What is caTIES?

caTIES stands for cancer Text Information Extraction System. It provides tools for de-identification and automated coding of free-text structured pathology reports. It also has a client that can be used to search these coded reports. The client also supports Tissue Banking and Honest Broker operations.

caTIES focuses on two important challenges of bioinformatics:

Information extraction (IE) from free text Access to tissue. Regarding the first challenge, information from free-text pathology documents represents a vital and often underutilized source of data for cancer researchers. Typically, extracting useful data from these documents is a slow and laborious manual process requiring significant domain expertise. Application of automated methods for IE provides a method for radically increasing the speed and scope with which this data can be accessed. Regarding the second challenge, there is a pressing need in the cancer research community to gain access to tissue specific to certain experimental criteria. Presently, there are vast quantities of frozen tissue and paraffin embedded tissue throughout the country, due to lack of annotation or lack of access to annotation these tissues are often unavailable to individual researchers. caTIES has three goals designed to solve these problems:

Extract coded information from free text Surgical Pathology Reports (SPRs), using controlled terminologies to populate caBIG™ compliant data structures. Provide researchers with the ability to query, browse and request annotated tissue data and physical material across a network of federated sources.
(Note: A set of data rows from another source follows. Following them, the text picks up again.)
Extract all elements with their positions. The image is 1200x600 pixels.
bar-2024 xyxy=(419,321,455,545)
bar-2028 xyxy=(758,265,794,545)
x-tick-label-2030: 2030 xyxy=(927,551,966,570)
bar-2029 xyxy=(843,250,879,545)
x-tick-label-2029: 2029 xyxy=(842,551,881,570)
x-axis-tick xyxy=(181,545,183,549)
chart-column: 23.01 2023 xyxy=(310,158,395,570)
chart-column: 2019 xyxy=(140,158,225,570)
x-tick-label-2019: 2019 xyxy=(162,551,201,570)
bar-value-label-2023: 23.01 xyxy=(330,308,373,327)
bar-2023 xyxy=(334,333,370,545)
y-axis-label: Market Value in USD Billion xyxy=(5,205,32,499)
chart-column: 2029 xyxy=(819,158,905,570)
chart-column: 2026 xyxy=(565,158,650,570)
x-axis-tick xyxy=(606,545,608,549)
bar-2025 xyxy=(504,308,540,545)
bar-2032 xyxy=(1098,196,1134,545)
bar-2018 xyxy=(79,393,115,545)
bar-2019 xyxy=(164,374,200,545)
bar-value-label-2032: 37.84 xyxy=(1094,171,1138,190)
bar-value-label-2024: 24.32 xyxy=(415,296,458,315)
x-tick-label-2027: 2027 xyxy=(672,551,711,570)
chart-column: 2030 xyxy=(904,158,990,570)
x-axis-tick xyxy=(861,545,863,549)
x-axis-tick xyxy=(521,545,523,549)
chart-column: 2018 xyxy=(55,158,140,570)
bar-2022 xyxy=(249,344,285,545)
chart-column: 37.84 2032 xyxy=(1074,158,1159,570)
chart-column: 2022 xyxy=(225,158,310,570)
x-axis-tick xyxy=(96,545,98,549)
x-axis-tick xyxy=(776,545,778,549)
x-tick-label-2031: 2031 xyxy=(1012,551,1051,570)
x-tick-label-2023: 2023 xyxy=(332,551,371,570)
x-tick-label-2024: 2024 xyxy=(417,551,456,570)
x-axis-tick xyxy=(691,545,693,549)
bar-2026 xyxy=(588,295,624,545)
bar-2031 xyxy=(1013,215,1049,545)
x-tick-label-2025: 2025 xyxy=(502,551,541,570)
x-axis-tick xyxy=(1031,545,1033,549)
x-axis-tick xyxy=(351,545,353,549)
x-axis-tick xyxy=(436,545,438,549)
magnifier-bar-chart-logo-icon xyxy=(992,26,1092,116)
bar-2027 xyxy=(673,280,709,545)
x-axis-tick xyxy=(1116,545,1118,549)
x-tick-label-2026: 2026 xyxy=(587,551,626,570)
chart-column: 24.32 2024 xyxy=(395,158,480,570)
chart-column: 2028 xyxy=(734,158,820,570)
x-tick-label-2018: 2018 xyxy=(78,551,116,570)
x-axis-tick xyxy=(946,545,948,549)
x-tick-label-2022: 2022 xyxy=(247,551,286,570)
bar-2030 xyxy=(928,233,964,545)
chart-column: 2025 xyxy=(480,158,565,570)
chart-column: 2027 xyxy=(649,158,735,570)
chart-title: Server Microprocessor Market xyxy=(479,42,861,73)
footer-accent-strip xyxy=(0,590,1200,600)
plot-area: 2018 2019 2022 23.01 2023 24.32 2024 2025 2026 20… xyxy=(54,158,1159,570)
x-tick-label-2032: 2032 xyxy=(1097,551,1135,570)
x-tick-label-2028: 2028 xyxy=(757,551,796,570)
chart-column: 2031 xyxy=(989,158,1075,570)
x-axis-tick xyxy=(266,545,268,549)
Pioneer research for distributed text information extraction within the context of caBIG™. caTIES focuses on IE from SPRs because they represent a high-dividend target for automated analysis. There are millions of SPRs in each major hospital system, and SPRs contain important information for researchers. SPRs act as tissue locators by indicating the presence of tissue blocks, frozen tissue and other resources, and by identifying the relationship of the tissue block to significant landmarks such as tumor margins. At present, nearly all important data within SPRs are embedded within loosely-structured free-text. For these reasons, SPRs were chosen to be coded through caTIES because facilitating access to information contained in SPRs will have a powerful impact on cancer research. Once SPR information has been run through the caTIES Pipeline, the data may be queried and inspected by the researcher. The goal of this search may be to extract and analyze data or to acquire slides of tissue for further study. caTIES provides two query interfaces, a simple query dashboard and an advanced diagram query builder. Both of these interfaces are capable of NCI Metathesaurus, concept-based searching as well as string searching. Additionally, the diagram interface is capable of advanced searching functionalities. An important aspect of the interface is the ability to manage queries and case sets. Users are able to vet query results and save them to case sets which can then be edited at a later time. These can be submitted as tissue orders or used to derive data extracts. Queries can also be saved, and modified at a later time.